There lurks in every human heart a desire of distinction which inclines every man first to hope and then to believe that nature has given him something peculiar to himself. 

—Samuel Johnson, 1763

I’m afraid of losing my obscurity. Genuineness only thrives in the dark. Like celery.

—Aldous Huxley, 1925

There is only one thing in the world worse than being talked about, and that is not being talked about.

—Oscar Wilde, 1891

What a heavy burden is a name that has become too famous.

—Voltaire, 1723

Famous, adj.
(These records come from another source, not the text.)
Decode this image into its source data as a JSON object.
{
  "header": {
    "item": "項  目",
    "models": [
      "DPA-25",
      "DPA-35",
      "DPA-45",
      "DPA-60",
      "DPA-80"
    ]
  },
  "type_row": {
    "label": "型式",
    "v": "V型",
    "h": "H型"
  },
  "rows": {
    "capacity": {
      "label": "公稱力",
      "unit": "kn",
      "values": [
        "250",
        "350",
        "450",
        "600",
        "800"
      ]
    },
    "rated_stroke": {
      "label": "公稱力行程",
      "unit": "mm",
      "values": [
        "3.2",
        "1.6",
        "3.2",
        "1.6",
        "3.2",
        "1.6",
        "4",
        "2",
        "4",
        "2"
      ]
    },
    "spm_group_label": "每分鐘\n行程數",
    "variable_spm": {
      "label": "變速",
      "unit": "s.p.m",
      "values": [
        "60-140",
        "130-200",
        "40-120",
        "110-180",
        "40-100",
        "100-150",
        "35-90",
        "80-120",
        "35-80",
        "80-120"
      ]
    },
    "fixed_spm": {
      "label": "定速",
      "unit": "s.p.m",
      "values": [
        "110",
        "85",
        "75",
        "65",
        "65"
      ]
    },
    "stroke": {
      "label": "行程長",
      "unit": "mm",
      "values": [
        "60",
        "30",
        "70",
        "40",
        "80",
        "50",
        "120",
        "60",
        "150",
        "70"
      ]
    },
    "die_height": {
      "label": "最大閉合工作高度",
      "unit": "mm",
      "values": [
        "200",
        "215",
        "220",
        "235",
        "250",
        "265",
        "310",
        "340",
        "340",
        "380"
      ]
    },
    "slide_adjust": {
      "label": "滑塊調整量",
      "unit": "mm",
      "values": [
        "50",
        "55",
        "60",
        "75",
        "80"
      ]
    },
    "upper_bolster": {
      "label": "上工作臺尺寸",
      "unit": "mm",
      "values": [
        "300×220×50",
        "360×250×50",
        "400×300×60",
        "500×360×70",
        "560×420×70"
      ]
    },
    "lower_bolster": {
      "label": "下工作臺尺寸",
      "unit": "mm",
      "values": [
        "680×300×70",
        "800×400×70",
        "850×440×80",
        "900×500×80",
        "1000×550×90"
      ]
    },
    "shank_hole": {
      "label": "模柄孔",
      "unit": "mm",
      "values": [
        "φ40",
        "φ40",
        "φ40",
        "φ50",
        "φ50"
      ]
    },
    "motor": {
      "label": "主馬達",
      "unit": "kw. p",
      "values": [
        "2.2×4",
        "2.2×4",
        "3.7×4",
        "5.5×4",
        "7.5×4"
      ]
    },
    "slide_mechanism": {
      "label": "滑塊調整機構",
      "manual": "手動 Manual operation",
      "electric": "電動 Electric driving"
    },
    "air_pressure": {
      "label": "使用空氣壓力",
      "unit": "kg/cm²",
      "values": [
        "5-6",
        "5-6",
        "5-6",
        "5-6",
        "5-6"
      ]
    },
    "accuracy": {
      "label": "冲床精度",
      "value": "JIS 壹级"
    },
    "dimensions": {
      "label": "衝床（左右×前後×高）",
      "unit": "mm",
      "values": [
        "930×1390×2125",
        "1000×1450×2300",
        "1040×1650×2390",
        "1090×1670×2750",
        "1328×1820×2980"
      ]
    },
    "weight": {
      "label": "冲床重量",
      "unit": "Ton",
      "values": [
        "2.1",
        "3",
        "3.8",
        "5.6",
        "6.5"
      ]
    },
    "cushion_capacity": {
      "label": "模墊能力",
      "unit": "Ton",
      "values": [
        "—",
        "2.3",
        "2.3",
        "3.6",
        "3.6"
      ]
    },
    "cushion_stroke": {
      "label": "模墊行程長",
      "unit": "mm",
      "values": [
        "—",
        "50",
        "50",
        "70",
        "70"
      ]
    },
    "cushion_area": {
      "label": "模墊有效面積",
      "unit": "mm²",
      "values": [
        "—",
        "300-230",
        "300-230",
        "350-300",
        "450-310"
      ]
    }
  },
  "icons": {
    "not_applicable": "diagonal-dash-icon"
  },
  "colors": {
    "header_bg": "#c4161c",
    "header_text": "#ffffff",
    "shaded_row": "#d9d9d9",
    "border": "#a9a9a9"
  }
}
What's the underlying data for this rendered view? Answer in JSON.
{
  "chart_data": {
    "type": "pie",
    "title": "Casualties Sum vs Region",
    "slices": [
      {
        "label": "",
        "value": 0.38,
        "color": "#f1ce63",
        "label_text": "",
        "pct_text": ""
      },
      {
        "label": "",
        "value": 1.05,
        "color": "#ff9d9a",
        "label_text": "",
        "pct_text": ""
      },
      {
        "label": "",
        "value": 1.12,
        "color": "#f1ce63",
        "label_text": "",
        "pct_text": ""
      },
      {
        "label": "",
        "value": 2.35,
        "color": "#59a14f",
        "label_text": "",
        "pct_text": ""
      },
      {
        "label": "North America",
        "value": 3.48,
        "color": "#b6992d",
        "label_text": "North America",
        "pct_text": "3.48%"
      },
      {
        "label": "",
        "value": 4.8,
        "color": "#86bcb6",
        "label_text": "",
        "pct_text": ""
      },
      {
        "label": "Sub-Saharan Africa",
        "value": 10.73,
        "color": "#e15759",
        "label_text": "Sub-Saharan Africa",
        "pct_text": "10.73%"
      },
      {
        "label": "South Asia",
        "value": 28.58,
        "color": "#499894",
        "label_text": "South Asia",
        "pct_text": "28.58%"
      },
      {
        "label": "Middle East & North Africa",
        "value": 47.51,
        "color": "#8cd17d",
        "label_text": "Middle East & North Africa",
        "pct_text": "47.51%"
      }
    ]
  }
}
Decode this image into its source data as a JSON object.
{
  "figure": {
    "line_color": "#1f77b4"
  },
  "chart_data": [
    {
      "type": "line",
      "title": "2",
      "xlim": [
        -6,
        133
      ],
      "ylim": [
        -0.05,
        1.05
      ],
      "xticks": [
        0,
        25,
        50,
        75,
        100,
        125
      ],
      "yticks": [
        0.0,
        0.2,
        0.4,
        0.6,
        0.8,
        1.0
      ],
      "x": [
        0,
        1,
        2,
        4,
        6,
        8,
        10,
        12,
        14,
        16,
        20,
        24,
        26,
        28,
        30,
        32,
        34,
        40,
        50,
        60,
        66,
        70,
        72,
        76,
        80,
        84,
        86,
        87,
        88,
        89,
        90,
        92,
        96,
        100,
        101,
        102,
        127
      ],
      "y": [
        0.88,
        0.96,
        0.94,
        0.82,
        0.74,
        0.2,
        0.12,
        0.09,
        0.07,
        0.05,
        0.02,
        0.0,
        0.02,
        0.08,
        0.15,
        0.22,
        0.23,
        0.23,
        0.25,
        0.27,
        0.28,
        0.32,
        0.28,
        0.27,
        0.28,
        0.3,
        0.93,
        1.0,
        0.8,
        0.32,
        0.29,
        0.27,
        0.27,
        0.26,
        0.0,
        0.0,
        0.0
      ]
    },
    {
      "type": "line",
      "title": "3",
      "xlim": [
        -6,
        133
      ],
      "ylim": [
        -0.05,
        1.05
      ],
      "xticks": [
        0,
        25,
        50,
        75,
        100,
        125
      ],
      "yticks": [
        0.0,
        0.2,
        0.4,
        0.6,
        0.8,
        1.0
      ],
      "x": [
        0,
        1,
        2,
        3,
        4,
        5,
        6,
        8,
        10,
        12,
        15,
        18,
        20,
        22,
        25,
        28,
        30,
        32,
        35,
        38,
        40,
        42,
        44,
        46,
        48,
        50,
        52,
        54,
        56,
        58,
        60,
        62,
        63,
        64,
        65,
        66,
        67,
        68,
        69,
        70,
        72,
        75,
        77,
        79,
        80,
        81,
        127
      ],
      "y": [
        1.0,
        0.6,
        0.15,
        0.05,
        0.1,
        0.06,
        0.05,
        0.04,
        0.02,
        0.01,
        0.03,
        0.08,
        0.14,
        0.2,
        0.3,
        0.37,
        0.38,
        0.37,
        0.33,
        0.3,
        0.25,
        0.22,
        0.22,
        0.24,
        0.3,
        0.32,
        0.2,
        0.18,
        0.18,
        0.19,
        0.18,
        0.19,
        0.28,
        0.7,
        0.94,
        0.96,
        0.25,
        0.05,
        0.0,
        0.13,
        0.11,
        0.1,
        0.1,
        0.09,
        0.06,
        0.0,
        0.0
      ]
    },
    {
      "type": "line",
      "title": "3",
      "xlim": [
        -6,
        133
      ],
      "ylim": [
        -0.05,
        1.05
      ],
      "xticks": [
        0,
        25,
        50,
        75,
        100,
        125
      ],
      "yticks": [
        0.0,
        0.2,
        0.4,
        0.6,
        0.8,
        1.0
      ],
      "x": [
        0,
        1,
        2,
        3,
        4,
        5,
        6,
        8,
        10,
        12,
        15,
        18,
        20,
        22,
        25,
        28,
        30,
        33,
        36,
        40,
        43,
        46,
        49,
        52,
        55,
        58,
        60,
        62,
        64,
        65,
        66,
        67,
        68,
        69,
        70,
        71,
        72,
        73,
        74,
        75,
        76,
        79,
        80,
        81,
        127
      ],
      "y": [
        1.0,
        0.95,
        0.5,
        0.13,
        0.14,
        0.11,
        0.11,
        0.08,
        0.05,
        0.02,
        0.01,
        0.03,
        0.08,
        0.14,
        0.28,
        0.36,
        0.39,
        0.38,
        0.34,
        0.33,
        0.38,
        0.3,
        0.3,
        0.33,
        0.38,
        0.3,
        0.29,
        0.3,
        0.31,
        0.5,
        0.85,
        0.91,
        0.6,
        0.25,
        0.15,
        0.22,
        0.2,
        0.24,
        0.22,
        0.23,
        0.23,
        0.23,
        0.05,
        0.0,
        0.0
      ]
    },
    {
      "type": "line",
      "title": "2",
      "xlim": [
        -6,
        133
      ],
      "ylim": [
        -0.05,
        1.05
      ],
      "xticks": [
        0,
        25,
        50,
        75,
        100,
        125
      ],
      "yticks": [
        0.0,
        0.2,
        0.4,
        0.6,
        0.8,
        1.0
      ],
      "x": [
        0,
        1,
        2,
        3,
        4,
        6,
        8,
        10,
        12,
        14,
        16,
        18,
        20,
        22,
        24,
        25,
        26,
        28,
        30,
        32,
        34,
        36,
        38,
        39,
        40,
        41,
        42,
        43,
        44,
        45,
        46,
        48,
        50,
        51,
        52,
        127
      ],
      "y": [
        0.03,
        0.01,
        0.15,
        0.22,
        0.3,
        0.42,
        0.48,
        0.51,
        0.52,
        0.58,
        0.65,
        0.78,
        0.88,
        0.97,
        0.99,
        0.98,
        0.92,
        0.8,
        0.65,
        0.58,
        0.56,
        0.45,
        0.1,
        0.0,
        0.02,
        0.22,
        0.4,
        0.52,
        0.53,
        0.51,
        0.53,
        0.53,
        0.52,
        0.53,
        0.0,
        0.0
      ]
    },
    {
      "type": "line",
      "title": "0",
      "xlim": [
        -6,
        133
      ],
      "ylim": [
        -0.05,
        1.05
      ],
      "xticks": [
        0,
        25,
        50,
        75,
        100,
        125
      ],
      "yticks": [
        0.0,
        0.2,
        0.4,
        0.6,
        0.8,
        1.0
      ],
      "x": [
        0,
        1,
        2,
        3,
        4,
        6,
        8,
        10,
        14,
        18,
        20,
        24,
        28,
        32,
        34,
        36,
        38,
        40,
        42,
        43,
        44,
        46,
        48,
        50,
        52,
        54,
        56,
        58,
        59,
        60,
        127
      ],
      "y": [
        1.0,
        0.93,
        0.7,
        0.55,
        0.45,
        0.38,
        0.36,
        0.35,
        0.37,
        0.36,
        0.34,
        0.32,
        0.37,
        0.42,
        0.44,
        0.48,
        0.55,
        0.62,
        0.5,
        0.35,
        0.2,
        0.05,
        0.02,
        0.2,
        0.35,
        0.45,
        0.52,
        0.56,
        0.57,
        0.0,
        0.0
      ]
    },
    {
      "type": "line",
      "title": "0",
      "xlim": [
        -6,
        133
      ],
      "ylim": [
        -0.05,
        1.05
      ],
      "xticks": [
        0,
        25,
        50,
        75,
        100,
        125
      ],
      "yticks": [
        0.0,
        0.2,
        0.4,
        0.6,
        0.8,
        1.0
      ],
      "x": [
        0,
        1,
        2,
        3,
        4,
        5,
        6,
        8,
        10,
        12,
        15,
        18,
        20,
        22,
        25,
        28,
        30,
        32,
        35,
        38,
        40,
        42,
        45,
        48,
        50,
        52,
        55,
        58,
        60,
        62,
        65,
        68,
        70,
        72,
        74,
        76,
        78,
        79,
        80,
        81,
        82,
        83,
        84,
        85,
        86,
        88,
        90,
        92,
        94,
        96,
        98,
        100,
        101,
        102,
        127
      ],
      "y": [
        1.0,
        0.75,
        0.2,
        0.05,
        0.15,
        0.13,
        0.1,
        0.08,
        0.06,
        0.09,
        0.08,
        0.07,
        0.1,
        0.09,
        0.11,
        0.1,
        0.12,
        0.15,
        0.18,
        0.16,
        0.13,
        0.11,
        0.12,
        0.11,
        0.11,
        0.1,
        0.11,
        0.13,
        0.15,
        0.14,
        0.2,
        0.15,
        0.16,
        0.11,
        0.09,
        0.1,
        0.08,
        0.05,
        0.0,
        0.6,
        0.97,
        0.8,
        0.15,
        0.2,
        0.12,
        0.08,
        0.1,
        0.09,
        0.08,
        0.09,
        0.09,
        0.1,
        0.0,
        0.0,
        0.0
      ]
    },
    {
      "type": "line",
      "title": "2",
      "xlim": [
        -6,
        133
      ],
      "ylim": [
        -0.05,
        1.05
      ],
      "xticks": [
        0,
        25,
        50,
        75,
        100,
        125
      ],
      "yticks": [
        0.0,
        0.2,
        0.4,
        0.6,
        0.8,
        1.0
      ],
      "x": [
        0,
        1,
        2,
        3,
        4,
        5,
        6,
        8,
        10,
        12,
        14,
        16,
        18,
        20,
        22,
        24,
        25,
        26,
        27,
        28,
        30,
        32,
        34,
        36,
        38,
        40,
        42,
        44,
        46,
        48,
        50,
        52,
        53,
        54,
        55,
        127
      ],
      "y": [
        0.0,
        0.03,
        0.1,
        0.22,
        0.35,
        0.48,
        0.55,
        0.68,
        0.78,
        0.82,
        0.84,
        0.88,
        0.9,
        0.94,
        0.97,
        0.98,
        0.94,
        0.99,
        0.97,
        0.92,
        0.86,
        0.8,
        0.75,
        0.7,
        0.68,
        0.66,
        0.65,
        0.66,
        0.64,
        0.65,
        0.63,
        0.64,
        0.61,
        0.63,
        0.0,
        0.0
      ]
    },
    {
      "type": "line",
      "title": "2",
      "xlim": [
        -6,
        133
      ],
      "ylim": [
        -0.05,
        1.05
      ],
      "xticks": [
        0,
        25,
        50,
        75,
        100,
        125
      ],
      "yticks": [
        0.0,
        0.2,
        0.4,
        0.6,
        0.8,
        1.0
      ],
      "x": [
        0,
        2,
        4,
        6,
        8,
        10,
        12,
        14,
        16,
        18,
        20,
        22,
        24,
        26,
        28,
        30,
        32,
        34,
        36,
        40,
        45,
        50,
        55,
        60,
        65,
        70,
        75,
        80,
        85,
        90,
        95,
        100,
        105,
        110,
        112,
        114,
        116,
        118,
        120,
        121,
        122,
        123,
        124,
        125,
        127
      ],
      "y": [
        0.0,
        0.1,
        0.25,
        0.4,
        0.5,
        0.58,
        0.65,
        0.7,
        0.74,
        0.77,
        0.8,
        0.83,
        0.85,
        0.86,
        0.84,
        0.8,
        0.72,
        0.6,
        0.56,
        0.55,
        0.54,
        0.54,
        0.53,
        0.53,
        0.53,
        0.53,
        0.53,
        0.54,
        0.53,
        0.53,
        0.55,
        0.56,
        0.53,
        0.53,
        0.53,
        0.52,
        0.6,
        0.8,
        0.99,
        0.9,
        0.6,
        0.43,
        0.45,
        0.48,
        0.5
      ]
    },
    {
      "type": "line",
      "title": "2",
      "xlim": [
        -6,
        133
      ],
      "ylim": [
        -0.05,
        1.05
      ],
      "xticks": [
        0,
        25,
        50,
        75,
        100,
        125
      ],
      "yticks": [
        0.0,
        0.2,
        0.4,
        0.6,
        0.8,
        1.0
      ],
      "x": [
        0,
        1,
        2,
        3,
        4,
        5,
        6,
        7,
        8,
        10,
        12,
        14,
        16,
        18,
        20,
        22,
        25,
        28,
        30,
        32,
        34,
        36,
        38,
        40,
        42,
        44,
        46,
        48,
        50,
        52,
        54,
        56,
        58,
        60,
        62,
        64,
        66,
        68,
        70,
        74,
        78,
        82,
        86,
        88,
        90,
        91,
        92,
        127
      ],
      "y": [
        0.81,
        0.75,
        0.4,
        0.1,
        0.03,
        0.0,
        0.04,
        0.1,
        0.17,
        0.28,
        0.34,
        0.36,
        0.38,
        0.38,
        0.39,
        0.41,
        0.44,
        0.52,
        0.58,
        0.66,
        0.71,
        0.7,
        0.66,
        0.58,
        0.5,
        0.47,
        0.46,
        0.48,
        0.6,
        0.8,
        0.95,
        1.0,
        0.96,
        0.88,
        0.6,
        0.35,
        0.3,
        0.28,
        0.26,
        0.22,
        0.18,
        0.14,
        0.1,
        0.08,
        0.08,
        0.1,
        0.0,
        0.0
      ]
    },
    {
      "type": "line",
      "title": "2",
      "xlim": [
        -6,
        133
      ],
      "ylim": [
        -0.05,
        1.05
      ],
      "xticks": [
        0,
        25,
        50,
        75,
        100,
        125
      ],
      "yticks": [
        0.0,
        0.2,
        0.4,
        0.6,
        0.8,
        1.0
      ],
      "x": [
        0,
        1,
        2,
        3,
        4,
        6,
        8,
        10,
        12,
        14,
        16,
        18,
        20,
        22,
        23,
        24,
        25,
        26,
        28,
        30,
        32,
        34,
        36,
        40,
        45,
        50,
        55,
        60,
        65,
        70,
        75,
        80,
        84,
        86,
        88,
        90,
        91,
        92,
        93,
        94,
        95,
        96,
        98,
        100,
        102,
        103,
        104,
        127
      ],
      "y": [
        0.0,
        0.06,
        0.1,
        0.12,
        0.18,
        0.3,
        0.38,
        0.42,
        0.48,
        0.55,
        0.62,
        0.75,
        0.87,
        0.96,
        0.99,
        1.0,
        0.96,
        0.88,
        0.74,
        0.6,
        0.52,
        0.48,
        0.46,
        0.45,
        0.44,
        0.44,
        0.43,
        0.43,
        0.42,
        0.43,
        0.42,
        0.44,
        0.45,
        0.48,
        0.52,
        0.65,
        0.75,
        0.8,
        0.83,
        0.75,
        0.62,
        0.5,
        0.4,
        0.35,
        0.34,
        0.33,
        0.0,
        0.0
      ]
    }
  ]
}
Conspicuously miserable.

—Ambrose Bierce, 1906

What is popularly called fame is nothing but an empty name and a legacy from paganism.

—Erasmus, 1515

Being a star has made it possible for me to get insulted in places where the average Negro could never hope to go and get insulted.

—Sammy Davis Jr., 1965

Fame is no sanctuary from the passing of youth. Suicide is much easier and more acceptable in Hollywood than growing old gracefully.

—Julie Burchill, 1986

He who treats another human being as divine thereby assigns to himself the relative status of a child or an animal.

—E. R. Dodds, 1951

Possessions, outward success, publicity, luxury—to me these have always been contemptible. I believe that a simple and unassuming manner of life is best for everyone, best both for the body and the mind.

—Albert Einstein, 1931

All people have the common desire to be elevated in honor, but all people have something still more elevated in themselves without knowing it.

—Mencius, c. 330 BC

Now there is fame! Of all—hunger, misery, the incomprehension by the public—fame is by far the worst. It is the castigation by God of the artist. It is sad. It is true.

—Pablo Picasso, c. 1961

Happy is the man who hath never known what it is to taste of fame—to have it is a purgatory, to want it is a hell!